Lagarde to give China senior IMF job: sources
Lagarde to give China senior IMF job: sources
IMF sources said Min Zhu, a Chinese national is expected to be named to deputy managing director.

Washington: China is close to clinching a top-level post at the International Monetary Fund, sources familiar with the situation said on Wednesday after the IMF's new chief pledged to give more power to emerging economies.

IMF sources said Min Zhu, a Chinese national who was a special advisor to Dominique Strauss-Kahn, was expected to fill a new deputy managing director post to be created by Lagarde.

"Min Zhu is expected to be named to deputy managing director," an IMF board member told Reuters. The appointment would first need the approval of the IMF board.

Christine Lagarde on Wednesday vowed during her first news conference as IMF managing director to give developing nations a greater role in the fund and said she was considering creating a new high-level job that would be filled by a candidate from an emerging market country.

The move should appeal to emerging and developing markets, which have demanded a greater say in the international financial institution to reflect their growing economic clout.
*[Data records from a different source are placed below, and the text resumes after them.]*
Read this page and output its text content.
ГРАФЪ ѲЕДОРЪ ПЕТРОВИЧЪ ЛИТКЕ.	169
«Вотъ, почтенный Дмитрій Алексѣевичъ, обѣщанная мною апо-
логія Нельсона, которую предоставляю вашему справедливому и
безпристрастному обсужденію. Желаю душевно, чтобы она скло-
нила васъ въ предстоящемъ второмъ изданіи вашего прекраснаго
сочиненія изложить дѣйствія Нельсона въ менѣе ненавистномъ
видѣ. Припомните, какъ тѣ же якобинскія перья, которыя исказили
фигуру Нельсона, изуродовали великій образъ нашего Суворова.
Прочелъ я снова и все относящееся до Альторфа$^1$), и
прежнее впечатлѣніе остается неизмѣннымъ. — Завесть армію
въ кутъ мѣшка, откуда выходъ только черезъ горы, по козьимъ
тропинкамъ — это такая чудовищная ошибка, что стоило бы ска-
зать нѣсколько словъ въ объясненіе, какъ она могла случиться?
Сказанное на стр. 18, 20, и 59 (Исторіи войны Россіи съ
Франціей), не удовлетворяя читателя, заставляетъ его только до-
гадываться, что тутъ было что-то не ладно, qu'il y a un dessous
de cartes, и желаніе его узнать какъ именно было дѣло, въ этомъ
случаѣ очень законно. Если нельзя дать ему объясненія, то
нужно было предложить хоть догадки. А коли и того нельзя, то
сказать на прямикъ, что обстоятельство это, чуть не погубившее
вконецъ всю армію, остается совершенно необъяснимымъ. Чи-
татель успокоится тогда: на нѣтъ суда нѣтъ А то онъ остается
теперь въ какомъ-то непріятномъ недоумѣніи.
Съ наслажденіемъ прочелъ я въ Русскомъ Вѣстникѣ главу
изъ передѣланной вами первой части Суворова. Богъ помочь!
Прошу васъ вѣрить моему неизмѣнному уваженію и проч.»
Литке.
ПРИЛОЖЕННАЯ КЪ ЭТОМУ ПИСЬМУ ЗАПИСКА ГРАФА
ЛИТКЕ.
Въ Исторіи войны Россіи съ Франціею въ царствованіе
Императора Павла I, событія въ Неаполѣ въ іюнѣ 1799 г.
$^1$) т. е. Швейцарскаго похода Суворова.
China has pressed for a senior-level position but has been blocked by Japan's long-held lock on the top job for an Asian as deputy managing director. Zhu was a deputy governor of the People's Bank of China.

His appointment would give Asia two senior management posts in the IMF plus the chair of the IMF's top advisory committee which was recently filled by Singapore's Finance Minister Tharman Shanmugaratnam.
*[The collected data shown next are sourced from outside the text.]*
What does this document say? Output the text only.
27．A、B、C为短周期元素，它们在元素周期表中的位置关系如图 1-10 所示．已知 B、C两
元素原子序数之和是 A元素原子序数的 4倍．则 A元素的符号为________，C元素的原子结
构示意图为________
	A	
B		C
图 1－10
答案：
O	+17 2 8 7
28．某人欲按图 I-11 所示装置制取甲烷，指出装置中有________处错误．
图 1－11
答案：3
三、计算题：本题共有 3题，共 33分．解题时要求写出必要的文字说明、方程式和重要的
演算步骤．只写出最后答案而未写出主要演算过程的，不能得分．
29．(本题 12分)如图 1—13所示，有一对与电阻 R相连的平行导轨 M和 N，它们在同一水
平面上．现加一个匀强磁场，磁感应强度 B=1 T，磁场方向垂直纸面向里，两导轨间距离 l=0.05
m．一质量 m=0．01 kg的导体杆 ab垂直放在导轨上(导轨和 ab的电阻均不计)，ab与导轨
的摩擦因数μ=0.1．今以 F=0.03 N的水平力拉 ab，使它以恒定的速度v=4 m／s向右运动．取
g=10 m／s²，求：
Another top job at the IMF will soon open with the departure at the end of August of John Lipsky, the Fund's No 2 official. IMF sources have said that the United States is considering naming White House adviser David Lipton for the job, keeping the post in American hands.

During her candidacy, Lagarde traveled to Beijing to lobby for support and was selected with the backing of China and other large emerging market countries.

"The world is going to continue to change," she told reporters on Wednesday. "We have these tectonic plates that are moving at the moment, and that needs to be reflected in the composition of governance and employment at the fund."